Gerade im Ruhrpott, wo der Fußball auf ganz besondere Art geliebt wird, wo die Verehrung des Vereins bisweilen außergewöhnliche Züge annimmt, ist eine Bindung zum Publikum elementar.
Es gab Zeiten auf Schalke, da wurden Spieler wie Carlos Großmüller, Ze Roberto II oder Vicente Sanchez verpflichtet, die selbst den meisten Experten wenig sagten.
Unter Felix Magath wurde es gar noch wilder. So meinte Clemens Tönnies damals etwas süffisant: "Wenn wir noch einen mehr dazu nehmen, brauchen wir einen Knickbus um die Mannschaft zu transportieren." Manche Fans fragten sich in jenen Zeiten: Wofür steht der FC Schalke 04 eigentlich?
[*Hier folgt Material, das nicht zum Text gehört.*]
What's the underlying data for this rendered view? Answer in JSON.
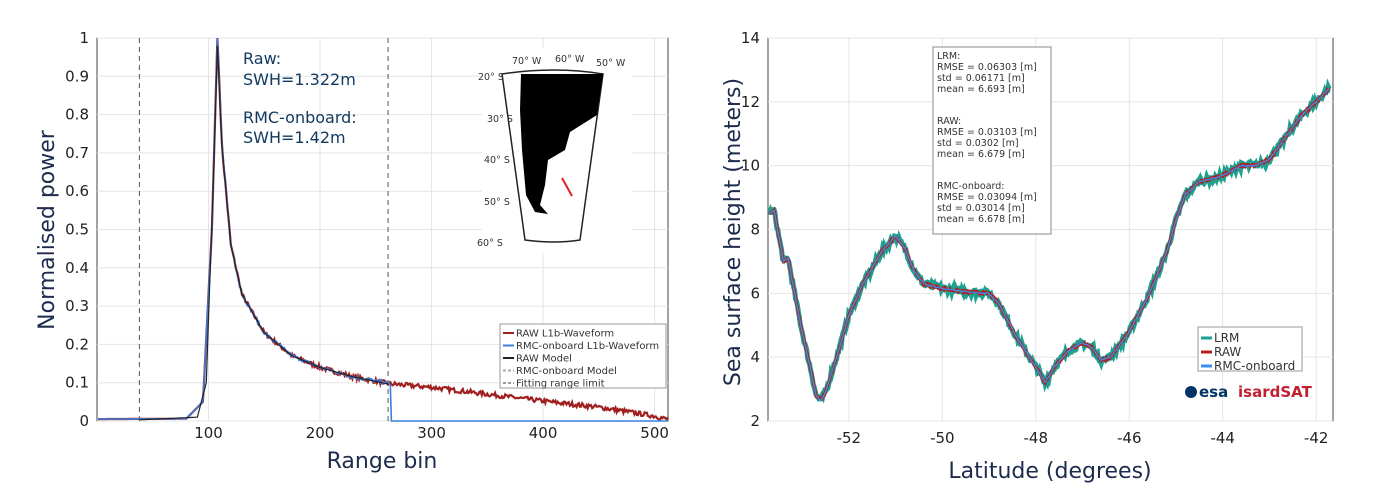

Goretzka-Transfer ein Statement
Im Sommer kämpfte Königsblau um Leon Goretzka. Der Transfer zog sich, doch nach langem Hin und Her wechselte der 18-Jährige für rund 3,5 Millionen Euro vom VfL Bochum zu S04.
Seitdem liest sich seine Bilanz ganz ordentlich: Sechs Bundesligaeinsätze, zwei Kurzeinsätze in der Champions League gegen Steaua Bukarest und PAOK Saloniki. Am Wochenende erzielte er sein erstes Bundesliga-Tor.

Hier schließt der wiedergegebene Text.